Viele oberschwäbische Wohnorte, besonders Höfe, haben im Lauf der Zeit ihre Namen zumn öftern gewechselt. Dies scheint mir nach dem zu schließen, was ich in den Freisinger und St. Emmeramer Urkunden des 7., 8., 9. und 10. Jhdt. gefunden habe, uralter Brauch zu sein. Der neue Besitzer heftet dem neuerworbenen Besitz seinen neuen Namen auf. Auch jetzt ist die Neigung, die Namen der Höfe mit den Besitzern zu ändern, in Oberschwaben noch nicht ausgestorben. Daß Namensänderungen nur noch schwer durchzuführen sind, dafür haben die modernen festen Staatsverhältnisse Sorge getragen.

Kißlegg hieß z. B. noch im J. 1420 Zell. Seinen jetzigen Namen entlehnte es von einer benachbarten Ruine. Ratzenried hieß noch im 17. Jhdt. Wetzelried. Neuhaus O/A. Wangen hieß vor Zeiten Niuuesulzberg; Mooshausen (1329) Mosbrughusen; der Hof Rahlen vor dem J. 1525 Herbisreute; Thunau ist seit 1728 nach einer Gräfin von Thun zubenannt, früher hieß es Ettenried.
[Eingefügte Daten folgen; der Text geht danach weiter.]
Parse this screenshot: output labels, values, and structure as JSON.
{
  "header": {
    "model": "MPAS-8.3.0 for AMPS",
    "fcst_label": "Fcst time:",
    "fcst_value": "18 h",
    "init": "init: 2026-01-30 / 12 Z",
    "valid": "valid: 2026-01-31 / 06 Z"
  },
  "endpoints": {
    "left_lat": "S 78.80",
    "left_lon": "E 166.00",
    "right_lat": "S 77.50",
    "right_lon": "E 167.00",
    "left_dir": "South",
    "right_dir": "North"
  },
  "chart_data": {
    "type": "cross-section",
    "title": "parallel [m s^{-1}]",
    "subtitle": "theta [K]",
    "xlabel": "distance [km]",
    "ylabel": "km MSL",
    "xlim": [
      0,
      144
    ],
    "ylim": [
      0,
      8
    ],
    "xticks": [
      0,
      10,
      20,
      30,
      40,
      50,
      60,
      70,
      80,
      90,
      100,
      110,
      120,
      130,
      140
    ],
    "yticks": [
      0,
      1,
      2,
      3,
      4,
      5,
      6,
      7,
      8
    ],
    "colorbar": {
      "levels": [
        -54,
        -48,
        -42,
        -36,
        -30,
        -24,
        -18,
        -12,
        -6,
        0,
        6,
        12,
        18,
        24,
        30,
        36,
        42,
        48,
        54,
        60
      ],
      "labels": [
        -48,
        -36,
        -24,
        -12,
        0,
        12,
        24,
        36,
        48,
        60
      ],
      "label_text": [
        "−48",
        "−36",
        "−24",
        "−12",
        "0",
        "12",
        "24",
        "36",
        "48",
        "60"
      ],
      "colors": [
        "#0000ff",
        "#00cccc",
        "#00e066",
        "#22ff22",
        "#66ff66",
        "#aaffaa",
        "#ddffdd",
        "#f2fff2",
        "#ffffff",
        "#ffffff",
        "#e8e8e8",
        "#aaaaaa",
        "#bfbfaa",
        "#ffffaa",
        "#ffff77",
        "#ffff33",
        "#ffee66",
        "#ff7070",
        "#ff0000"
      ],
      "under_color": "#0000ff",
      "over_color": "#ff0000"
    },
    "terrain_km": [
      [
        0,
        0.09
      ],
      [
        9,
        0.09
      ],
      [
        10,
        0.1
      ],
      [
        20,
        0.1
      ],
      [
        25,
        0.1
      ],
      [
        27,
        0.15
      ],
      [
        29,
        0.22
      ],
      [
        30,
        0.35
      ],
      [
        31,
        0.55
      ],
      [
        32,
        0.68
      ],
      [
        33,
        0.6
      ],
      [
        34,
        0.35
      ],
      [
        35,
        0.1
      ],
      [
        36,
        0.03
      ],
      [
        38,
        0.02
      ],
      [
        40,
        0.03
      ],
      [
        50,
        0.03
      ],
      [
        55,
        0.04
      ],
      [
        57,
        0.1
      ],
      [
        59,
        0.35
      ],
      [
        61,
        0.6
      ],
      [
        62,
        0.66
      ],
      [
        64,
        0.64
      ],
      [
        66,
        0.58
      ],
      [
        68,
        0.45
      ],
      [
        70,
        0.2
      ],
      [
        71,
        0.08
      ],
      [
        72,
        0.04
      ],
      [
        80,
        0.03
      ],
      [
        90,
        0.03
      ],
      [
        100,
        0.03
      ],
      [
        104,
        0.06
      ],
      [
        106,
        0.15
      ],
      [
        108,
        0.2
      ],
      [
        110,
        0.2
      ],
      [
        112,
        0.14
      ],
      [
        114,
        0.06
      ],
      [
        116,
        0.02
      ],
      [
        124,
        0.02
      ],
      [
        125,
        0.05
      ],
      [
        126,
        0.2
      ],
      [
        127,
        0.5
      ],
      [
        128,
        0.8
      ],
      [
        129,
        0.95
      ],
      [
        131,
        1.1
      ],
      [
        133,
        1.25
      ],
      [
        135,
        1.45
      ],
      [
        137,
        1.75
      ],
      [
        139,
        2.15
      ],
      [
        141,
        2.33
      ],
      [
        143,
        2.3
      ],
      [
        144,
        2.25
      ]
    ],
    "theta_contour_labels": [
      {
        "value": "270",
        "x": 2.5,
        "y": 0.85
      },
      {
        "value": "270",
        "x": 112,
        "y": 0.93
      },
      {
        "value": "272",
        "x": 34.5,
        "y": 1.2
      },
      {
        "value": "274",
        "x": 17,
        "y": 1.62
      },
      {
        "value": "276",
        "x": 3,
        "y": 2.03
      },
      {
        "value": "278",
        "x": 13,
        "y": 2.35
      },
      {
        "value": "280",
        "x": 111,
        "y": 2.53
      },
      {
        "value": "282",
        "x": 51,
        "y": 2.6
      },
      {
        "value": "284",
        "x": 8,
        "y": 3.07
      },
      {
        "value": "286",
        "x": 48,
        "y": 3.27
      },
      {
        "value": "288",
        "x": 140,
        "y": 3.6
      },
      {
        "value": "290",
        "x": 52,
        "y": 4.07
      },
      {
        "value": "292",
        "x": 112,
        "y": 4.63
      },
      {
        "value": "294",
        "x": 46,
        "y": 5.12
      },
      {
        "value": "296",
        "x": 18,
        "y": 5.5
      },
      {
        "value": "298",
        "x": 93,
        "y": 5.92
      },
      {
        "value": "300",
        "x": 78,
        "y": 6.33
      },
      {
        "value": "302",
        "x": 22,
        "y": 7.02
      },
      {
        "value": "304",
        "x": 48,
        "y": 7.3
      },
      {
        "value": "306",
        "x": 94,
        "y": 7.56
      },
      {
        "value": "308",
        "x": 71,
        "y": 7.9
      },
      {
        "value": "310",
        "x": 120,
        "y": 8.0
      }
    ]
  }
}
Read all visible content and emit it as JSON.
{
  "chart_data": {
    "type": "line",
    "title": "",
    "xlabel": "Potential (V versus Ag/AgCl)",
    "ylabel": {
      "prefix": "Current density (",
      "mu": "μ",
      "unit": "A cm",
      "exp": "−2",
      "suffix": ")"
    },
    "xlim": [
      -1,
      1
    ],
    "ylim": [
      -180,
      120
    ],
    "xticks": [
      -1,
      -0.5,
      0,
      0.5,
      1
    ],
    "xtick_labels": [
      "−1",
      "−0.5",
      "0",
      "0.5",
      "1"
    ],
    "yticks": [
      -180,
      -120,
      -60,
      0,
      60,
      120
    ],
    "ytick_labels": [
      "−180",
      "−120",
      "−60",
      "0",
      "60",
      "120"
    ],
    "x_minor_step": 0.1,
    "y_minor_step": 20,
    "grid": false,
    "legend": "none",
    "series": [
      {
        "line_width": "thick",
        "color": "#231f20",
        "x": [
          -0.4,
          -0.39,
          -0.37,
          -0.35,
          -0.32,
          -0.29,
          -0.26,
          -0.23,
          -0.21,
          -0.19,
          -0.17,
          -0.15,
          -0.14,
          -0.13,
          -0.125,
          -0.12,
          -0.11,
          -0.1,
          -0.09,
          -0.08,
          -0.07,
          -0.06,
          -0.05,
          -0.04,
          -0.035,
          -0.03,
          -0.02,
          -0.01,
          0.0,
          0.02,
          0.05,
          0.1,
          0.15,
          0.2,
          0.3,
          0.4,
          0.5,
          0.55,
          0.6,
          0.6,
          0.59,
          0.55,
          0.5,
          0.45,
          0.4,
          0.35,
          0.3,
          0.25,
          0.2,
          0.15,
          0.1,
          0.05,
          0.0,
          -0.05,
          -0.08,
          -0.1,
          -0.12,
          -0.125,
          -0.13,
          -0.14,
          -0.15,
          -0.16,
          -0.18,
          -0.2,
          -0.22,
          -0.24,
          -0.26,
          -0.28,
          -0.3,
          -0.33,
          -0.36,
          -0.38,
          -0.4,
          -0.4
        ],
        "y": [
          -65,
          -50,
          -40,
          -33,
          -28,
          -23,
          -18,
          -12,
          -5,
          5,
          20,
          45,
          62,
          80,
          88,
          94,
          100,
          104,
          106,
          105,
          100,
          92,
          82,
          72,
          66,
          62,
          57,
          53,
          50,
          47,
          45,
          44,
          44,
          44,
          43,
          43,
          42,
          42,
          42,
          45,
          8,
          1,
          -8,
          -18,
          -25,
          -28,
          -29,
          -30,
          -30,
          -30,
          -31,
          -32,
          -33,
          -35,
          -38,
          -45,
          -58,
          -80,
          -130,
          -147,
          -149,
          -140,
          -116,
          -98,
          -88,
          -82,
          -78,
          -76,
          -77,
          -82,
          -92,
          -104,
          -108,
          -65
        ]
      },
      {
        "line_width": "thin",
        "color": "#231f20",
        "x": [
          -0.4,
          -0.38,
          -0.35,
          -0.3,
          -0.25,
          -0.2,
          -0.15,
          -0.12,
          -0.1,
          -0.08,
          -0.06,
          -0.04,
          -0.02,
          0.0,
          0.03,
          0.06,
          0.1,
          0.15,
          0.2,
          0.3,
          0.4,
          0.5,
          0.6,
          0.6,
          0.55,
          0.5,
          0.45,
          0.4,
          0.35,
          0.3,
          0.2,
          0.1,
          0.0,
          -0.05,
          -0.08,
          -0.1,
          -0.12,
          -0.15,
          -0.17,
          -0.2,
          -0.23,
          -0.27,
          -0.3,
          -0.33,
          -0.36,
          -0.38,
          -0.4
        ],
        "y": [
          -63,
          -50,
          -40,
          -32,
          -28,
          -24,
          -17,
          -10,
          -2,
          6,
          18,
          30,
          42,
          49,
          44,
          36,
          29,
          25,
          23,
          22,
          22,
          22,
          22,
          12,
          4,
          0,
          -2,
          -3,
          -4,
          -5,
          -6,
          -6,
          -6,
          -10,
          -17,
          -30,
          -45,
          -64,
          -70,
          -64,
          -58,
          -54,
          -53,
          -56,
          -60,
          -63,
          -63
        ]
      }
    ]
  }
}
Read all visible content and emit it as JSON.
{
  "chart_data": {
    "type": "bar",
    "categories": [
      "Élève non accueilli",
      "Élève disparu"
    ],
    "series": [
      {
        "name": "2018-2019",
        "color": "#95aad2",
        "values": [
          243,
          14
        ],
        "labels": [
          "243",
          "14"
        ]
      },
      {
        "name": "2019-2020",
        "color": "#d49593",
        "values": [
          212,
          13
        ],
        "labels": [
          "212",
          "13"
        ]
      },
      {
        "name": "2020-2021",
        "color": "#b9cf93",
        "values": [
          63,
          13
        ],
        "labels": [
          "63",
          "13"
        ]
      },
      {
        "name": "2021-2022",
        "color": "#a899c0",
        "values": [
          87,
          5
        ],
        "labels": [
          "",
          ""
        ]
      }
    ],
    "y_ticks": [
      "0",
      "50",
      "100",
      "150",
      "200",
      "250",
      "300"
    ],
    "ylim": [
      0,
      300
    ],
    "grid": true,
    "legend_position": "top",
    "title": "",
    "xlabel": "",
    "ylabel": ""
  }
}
Mechensee verlor im J. 1786 seinen alten Namen und wird nun Neu-Trauchburg genannt. Der Hof Hartmann hieß ehedem Romisbach, der Hof Mehlis Münchried, der Hof Lohren Sahlen; Buchhorn ward erst in unserem Jahrhundert zu Friedrichshafen. Der Weiler Geblisberg wird häufig auch Schweizerhöfe genannt. Ich finde im Aulendorfer Pfarrzehntbuch von 1650, daß ihn im J. 1606 ein Peter Schweizer besaß. Münchenreute heißt im Voksmund Mühlenreute, Hohreute Rothhalden, Laubeck heißt auch Arnholz. Der Hof Poppenmaier steht nur im Staatshandbuch, die Umwohner wissen nichts von ihm, sie nennen ihn Straßer, nach dem gegenwärtigen Besitzer. So ließ sich diese Liste in’s Beliebige verlängern.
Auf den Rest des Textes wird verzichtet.